Ama böyle yapmak, mülksüzleştirilmenin oluşması ve kökenlerinin
biçimleri hakkında doğru bir bakış gerektirir. Örneğin, şu
aralar, gayri menkulcülerin talancı icraatlarının ve onların il
çapındaki finansörlerinin birlikteliğini tanımlamaya ve onların
uygulamalarını dizginlemek ve kontrol altında tutmak için il
çapında kolektif bir mücadele başlatmaya ihtiyaç var. Son
zamanlarda, Brezilya'da ulaşım masraflarına, aynı zamanda Dünya
Kupası için yapılacak olan stadyum binasına (Brezilya hakkında
konuştuğumuzu düşünürsek bu dikkat çekicidir) ve yer
değiştirmelere, kamu kaynaklarının israfına dair kentsel
huzursuzluklar görmekteyiz. Bu nedenle kent çapında ve kent
ekseninde mücadeleler görmek imkansız değildir. Tehlike, her
zaman olduğu gibi, insanların kavgadan yorulmasıyla, mücadelenin
zayıflamasıdır. Tek çözüm mücadeleleri devam ettirmek ve bunu
yapacak kapasiteye sahip örgütler kurmak (özellikle bir kent
mücadelesi olmamasına karşın, Brezilya'daki MST buna iyi bir
örnektir).
OT:
Londra'da bariz bir kamusal alan eksikliği var.

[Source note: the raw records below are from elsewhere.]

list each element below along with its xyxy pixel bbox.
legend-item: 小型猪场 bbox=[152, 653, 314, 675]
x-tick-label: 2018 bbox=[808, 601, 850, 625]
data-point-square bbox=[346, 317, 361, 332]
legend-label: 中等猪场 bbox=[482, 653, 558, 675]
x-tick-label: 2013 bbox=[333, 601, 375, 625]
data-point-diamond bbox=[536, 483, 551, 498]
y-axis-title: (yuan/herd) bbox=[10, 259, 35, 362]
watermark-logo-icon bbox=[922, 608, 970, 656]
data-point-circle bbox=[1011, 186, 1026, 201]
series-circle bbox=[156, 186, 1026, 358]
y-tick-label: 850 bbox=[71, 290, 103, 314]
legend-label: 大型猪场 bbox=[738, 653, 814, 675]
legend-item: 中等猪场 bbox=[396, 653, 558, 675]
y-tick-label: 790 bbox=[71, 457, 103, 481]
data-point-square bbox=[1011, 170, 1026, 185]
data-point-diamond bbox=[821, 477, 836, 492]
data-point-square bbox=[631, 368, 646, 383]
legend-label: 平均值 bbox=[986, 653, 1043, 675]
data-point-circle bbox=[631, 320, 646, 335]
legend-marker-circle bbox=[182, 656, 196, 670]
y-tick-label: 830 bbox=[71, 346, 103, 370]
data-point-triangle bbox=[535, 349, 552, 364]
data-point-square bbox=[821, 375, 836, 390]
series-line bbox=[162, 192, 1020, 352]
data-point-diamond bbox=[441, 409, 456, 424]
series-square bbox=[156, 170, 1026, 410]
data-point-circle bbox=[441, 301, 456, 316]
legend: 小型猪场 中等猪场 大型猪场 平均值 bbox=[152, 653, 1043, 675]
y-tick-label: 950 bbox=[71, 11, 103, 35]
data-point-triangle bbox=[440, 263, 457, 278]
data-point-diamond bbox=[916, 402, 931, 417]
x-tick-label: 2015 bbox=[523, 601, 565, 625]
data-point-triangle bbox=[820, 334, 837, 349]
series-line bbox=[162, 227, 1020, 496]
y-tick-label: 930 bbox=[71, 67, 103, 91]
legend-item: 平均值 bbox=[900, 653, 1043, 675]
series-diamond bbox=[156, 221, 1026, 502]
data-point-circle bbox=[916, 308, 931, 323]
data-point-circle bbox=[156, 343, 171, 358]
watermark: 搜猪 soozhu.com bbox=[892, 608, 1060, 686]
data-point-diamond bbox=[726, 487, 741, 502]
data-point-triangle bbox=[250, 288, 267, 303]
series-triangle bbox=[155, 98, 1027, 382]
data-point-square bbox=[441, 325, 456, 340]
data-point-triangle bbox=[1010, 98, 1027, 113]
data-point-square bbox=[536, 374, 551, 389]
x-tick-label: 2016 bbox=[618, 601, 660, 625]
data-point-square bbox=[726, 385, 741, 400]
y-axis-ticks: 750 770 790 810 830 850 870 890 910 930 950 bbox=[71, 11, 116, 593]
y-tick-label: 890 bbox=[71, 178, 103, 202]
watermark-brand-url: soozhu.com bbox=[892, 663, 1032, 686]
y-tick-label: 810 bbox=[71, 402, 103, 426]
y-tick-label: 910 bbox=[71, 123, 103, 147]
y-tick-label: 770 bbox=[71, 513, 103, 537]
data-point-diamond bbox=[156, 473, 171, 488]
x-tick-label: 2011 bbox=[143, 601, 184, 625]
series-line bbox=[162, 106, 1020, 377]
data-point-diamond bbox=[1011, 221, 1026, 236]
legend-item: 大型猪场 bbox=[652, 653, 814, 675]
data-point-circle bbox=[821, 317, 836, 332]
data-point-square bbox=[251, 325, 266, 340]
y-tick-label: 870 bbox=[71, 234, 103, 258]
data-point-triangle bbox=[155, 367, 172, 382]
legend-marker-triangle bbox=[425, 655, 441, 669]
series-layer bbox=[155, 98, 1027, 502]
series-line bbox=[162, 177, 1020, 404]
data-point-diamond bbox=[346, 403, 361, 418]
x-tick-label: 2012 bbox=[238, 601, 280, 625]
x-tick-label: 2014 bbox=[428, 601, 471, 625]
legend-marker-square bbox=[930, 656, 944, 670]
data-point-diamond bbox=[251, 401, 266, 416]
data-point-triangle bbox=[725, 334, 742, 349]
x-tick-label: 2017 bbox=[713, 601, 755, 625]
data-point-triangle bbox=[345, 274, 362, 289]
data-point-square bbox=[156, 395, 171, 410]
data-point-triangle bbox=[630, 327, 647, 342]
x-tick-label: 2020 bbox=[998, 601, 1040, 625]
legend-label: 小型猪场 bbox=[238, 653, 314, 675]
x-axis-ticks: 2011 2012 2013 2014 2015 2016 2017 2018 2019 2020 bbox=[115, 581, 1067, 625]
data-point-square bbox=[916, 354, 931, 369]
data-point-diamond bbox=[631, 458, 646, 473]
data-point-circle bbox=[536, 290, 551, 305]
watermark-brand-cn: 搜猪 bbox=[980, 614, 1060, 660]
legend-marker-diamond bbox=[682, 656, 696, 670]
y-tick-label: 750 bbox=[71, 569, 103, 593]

Şehrin çoğu özel mülkiyete ait. Şehir gözetim
panoptikonu, 'izinsiz girilmez' işaretleri ve piyasa müdahalesi
olmayan bir kamusal alan yokluğu ihtiyacını karşılıyor.Kapitalizmin tahribatına karşı direnenlere, sadece
çalışmaları için değil, aynı zamanda da yaratıcı etkileşim
için yeni yollar keşfetmelerine olanak sağlamak için,
halka/topluma açık alanlar araştırmak ve geliştirmek önemli
midir?
DH: Devlet
tarafından kontrol edilen alanları özgürleştirme ve onları
halkın kontrolünde olan meydanlar haline getirme sorunu bence
kritiktir. Aynı zamanda kamusal alanların yeniden kazanılması çok
önemlidir ve umarım böylesi bir sona doğru yönelen pek çok
harekete şahit oluruz.
OT:
Dünya düzenini değiştirmenin güçlü bir yolu olarak
"sosyalist şehirler ittifakı" ihtimalinden söz ettiniz.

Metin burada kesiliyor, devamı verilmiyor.